The larger versions perform exceptionally well in benchmarks. In the global ranking of open text models by Arena AI, the flagship 31B ranks third, while the 26B ranks sixth. According to the developers, the new lineup outperforms competitors' models that are 20 times larger.

Source: Google.

Key Features

One of the main advantages of Gemma 4 is its advanced reasoning capabilities. The models can construct complex logic and plan multi-step tasks. They show significant progress in mathematical benchmarks and follow instructions accurately.

Other features include:

  • Agentic Workflows — Built-in support for function calls, structured JSON output, and system instructions enables the creation of autonomous assistants that interact with tools and APIs;
  • Code Generation — Gemma 4 supports high-quality code writing in offline mode, turning a workstation into a local AI assistant;
  • Vision and Audio — All models process video and images at variable resolutions, recognize text, and analyze charts. E2B and E4B also support speech recognition and understanding;
  • Extended Context Window — The compact versions support 128,000 tokens, while the larger ones can handle up to 256,000. This is sufficient for processing entire repositories or large documents in a single query;
  • Multilingual Support — The model family can work with over 140 languages.

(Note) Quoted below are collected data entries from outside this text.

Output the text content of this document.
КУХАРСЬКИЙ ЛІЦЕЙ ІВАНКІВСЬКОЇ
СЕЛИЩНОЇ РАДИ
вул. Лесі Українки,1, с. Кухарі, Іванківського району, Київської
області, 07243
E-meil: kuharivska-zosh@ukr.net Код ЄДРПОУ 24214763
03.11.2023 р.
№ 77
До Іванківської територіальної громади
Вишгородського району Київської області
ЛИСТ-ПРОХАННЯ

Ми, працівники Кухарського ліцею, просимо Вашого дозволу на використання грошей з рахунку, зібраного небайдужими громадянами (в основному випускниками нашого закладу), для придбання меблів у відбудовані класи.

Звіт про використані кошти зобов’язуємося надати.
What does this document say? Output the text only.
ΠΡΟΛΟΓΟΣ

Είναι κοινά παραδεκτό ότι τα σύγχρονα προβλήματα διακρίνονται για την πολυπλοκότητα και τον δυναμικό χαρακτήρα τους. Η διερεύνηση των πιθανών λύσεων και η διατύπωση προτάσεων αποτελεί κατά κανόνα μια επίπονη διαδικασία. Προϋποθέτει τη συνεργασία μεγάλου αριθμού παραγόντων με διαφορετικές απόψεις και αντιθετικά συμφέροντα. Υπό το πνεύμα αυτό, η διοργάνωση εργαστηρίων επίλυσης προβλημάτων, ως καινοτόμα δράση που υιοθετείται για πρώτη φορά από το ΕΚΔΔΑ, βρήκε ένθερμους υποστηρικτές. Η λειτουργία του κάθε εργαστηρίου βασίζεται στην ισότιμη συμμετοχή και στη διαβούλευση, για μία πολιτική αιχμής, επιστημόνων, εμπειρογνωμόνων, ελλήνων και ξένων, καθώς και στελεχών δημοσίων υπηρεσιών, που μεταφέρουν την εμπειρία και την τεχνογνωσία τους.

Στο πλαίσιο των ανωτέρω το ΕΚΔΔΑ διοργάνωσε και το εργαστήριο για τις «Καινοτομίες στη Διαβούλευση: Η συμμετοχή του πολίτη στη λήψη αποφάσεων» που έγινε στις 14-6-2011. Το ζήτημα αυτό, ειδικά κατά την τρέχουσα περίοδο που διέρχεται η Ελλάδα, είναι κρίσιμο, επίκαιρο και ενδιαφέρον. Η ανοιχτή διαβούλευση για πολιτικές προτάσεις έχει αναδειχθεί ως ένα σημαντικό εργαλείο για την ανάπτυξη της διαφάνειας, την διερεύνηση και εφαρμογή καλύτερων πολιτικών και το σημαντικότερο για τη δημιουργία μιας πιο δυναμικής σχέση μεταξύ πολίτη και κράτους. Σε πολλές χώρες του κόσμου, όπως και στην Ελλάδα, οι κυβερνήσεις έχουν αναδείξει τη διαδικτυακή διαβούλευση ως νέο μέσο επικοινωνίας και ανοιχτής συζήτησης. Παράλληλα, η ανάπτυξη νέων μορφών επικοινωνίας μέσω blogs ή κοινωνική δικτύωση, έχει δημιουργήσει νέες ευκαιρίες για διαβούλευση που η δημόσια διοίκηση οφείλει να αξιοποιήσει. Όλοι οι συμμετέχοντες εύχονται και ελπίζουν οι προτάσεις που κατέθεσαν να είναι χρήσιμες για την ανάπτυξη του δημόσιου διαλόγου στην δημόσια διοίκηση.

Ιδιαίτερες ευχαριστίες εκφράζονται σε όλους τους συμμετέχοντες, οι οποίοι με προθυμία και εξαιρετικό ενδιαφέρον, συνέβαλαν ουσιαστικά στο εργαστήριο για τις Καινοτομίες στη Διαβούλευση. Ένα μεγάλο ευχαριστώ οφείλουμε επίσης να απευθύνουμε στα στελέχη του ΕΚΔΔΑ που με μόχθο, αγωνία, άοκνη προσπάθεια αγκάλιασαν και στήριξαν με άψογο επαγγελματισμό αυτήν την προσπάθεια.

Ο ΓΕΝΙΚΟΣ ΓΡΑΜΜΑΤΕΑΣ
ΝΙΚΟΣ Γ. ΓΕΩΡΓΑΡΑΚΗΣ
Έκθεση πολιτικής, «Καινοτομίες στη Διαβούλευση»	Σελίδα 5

Gemma 4 is already available in Google AI Studio and Google AI Edge Gallery. Integration is also supported by popular third-party tools and frameworks, including Hugging Face, vLLM, llama.cpp, MLX, Ollama, NVIDIA NIM, and LM Studio.

Models can be customized through Google Colab, Vertex AI, or on local GPUs. For production, deployment is available on Google Cloud, including Cloud Run, GKE, and Sovereign Cloud.

As a reminder, in early April, Google introduced a new AI model for video generation — Veo 3.1 Lite.